I've got a killer idea for a show about Fedor.
These are the kinds of scribbles I do while waiting for Eddie to meet me at our favorite pizza place.
Mindless doodles.
Can you believe anyone takes this guy seriously? Like HE's normal?
Man, Bugs is hard to draw!
Hey! Do you wanna see how we write our cartoons? They are totally artist friendly - as opposed to scripts - which are intended to make cartoonists commit suicide - or murder.
Here's the beginning of a story about a comic book geek going to the store on the day they deliver the new issues, something probably most of us can identify with.
I thought of posting this because the other day I tried to read a Godawful modern script based on some wacky classics. It had every single writer's sin:
CARTOON WRITER SINS
Written way too long.Crowds upon crowds: scenes taking place in sports stadiums, impossible stuff to draw.Long long episodes of boring meaningless dialogue.Everybody out of character. Too many characters. Characters that don't work together.Too much action detail described by people who can't draw, therefore can't visualize.
Boring prose.
Pop culture references.
Explaining the "jokes".
Cartoon scripts are torture to read. You can't do it in one pass. It causes narcolepsy.

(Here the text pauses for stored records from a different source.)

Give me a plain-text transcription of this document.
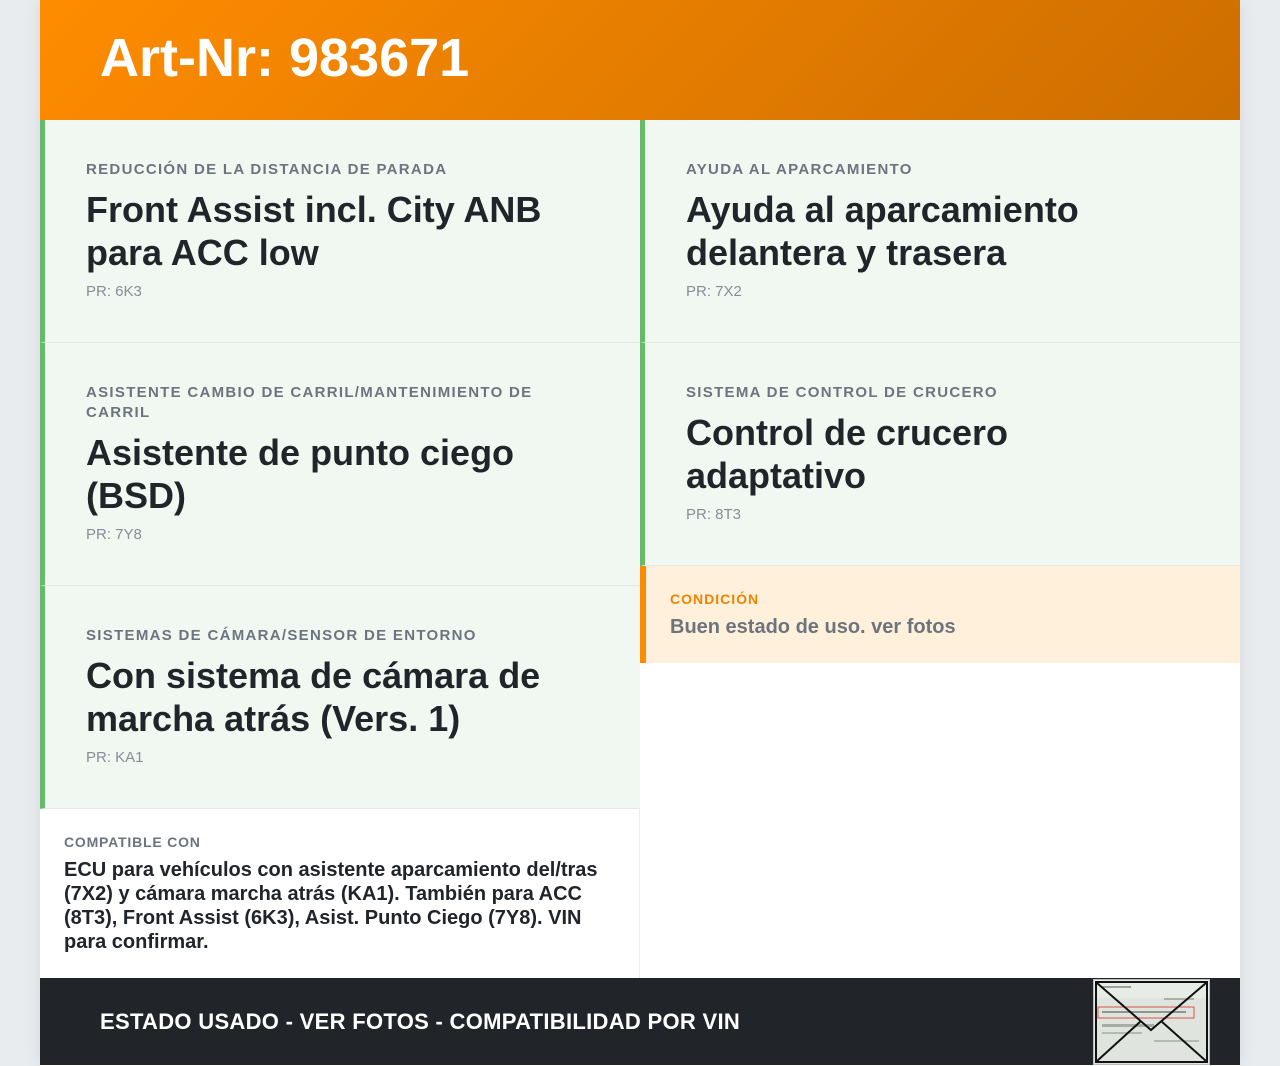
Art-Nr: 983671
REDUCCIÓN DE LA DISTANCIA DE PARADA
Front Assist incl. City ANB para ACC low
PR: 6K3
ASISTENTE CAMBIO DE CARRIL/MANTENIMIENTO DE CARRIL
Asistente de punto ciego (BSD)
PR: 7Y8
SISTEMAS DE CÁMARA/SENSOR DE ENTORNO
Con sistema de cámara de marcha atrás (Vers. 1)
PR: KA1
COMPATIBLE CON
ECU para vehículos con asistente aparcamiento del/tras (7X2) y cámara marcha atrás (KA1). También para ACC (8T3), Front Assist (6K3), Asist. Punto Ciego (7Y8). VIN para confirmar.
AYUDA AL APARCAMIENTO
Ayuda al aparcamiento delantera y trasera
PR: 7X2
SISTEMA DE CONTROL DE CRUCERO
Control de crucero adaptativo
PR: 8T3
CONDICIÓN
Buen estado de uso. ver fotos
ESTADO USADO - VER FOTOS - COMPATIBILIDAD POR VIN
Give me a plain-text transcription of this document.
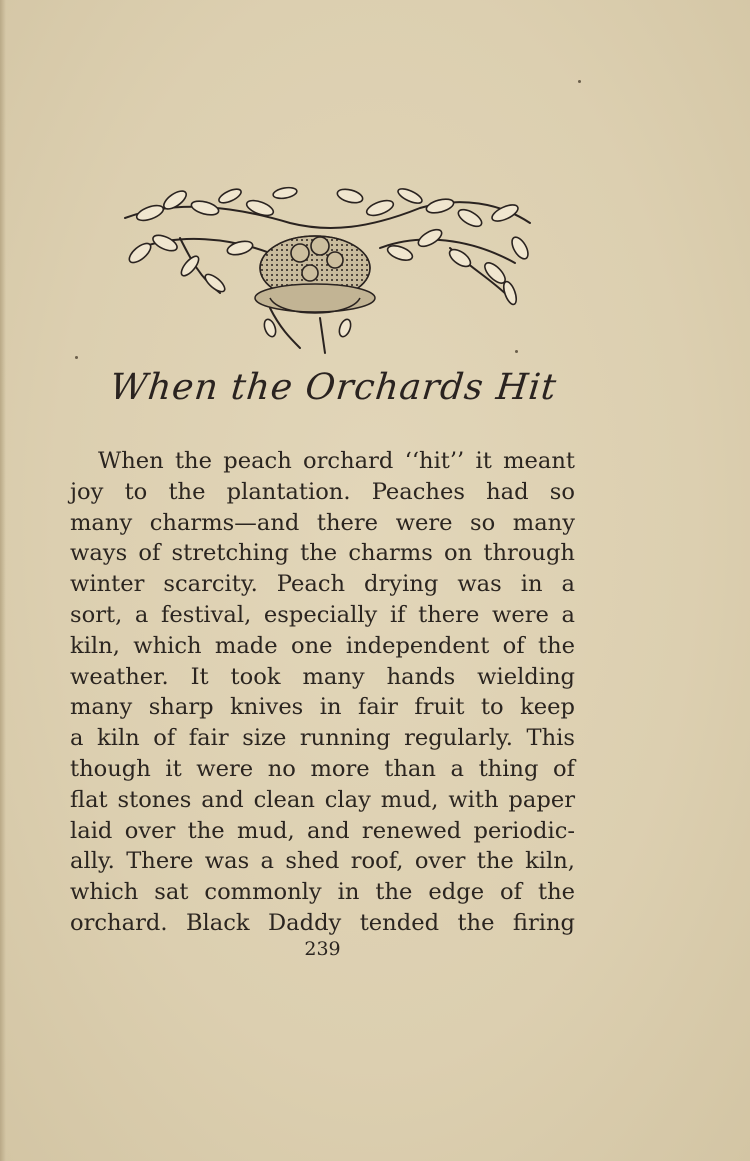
When the Orchards Hit
When the peach orchard ‘‘hit’’ it meant
joy to the plantation. Peaches had so
many charms—and there were so many
ways of stretching the charms on through
winter scarcity. Peach drying was in a
sort, a festival, especially if there were a
kiln, which made one independent of the
weather. It took many hands wielding
many sharp knives in fair fruit to keep
a kiln of fair size running regularly. This
though it were no more than a thing of
flat stones and clean clay mud, with paper
laid over the mud, and renewed periodic-
ally. There was a shed roof, over the kiln,
which sat commonly in the edge of the
orchard. Black Daddy tended the firing
239
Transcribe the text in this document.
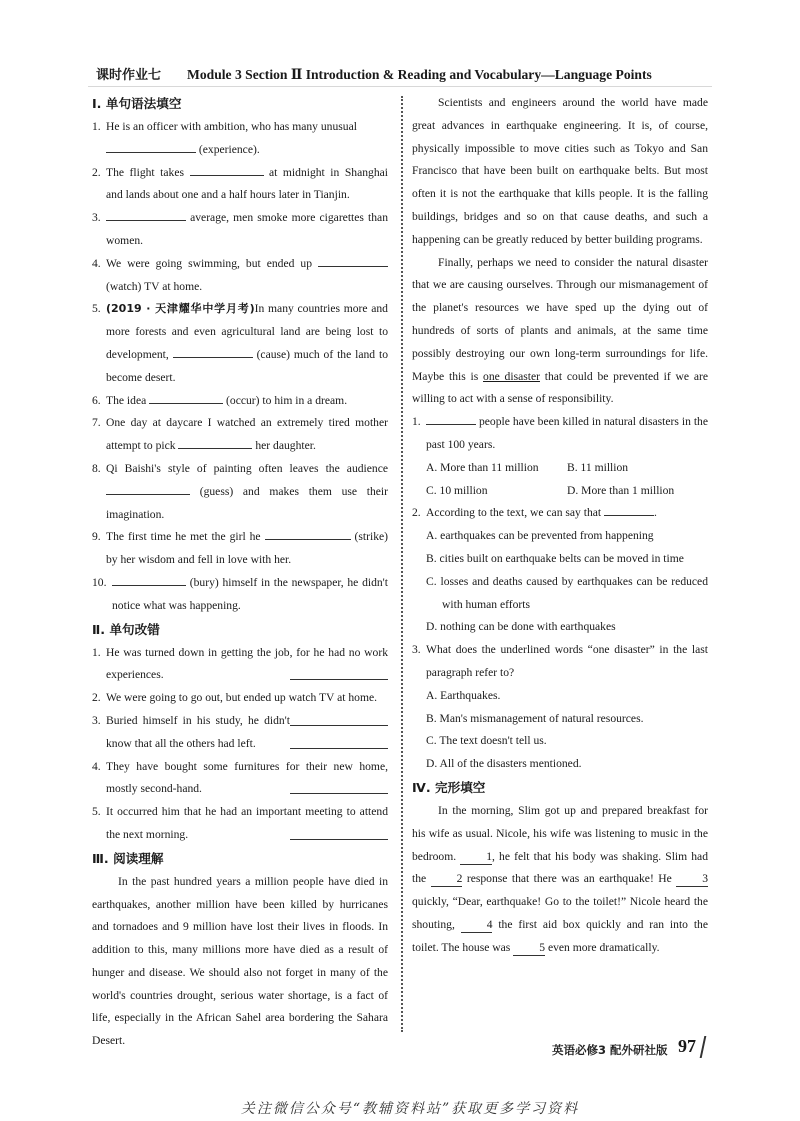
课时作业七 Module 3 Section Ⅱ Introduction & Reading and Vocabulary—Language Points

Ⅰ. 单句语法填空

1. He is an officer with ambition, who has many unusual
(experience).

2. The flight takes	at midnight in Shanghai and lands about one and a half hours later in Tianjin.

3.	average, men smoke more cigarettes than women.

4. We were going swimming, but ended up  (watch) TV at home.

5. (2019 · 天津耀华中学月考)In many countries more and more forests and even agricultural land are being lost to development,	(cause) much of the land to become desert.

6. The idea	(occur) to him in a dream.

7. One day at daycare I watched an extremely tired mother attempt to pick	her daughter.

8. Qi Baishi's style of painting often leaves the audience  (guess) and makes them use their imagination.

9. The first time he met the girl he	(strike) by her wisdom and fell in love with her.

10.	(bury) himself in the newspaper, he didn't notice what was happening.

Ⅱ. 单句改错

1. He was turned down in getting the job, for he had no work experiences.

2. We were going to go out, but ended up watch TV at home.

3. Buried himself in his study, he didn't know that all the others had left.

4. They have bought some furnitures for their new home, mostly second-hand.

5. It occurred him that he had an important meeting to attend the next morning.

Ⅲ. 阅读理解

In the past hundred years a million people have died in earthquakes, another million have been killed by hurricanes and tornadoes and 9 million have lost their lives in floods. In addition to this, many millions more have died as a result of hunger and disease. We should also not forget in many of the world's countries drought, serious water shortage, is a fact of life, especially in the African Sahel area bordering the Sahara Desert.

Scientists and engineers around the world have made great advances in earthquake engineering. It is, of course, physically impossible to move cities such as Tokyo and San Francisco that have been built on earthquake belts. But most often it is not the earthquake that kills people. It is the falling buildings, bridges and so on that cause deaths, and such a happening can be greatly reduced by better building programs.

Finally, perhaps we need to consider the natural disaster that we are causing ourselves. Through our mismanagement of the planet's resources we have sped up the dying out of hundreds of sorts of plants and animals, at the same time possibly destroying our own long-term surroundings for life. Maybe this is one disaster that could be prevented if we are willing to act with a sense of responsibility.

1.	people have been killed in natural disasters in the past 100 years.

A. More than 11 million	B. 11 million
C. 10 million	D. More than 1 million

2. According to the text, we can say that	.

A. earthquakes can be prevented from happening

B. cities built on earthquake belts can be moved in time

C. losses and deaths caused by earthquakes can be reduced with human efforts

D. nothing can be done with earthquakes

3. What does the underlined words “one disaster” in the last paragraph refer to?

A. Earthquakes.

B. Man's mismanagement of natural resources.

C. The text doesn't tell us.

D. All of the disasters mentioned.

Ⅳ. 完形填空

In the morning, Slim got up and prepared breakfast for his wife as usual. Nicole, his wife was listening to music in the bedroom.	1, he felt that his body was shaking. Slim had the	2 response that there was an earthquake! He	3 quickly, “Dear, earthquake! Go to the toilet!” Nicole heard the shouting,	4 the first aid box quickly and ran into the toilet. The house was 5 even more dramatically.

英语必修3 配外研社版 97
关注微信公众号“教辅资料站”获取更多学习资料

I believe in writing outlines - just enough material to get across the story and plot. Then you give that to a storyboard artist to flesh out with the director and other gag men.
Over the years I've developed this system. Computers have helped make it easy for us to combine the drawings of the key moments with the loose written descriptions of the most important events. The result is like a rough children's book.
If you'd like, I'll post the whole story in this form as a preview of the episode in progress.
The drawings in the outline are by me and Jim.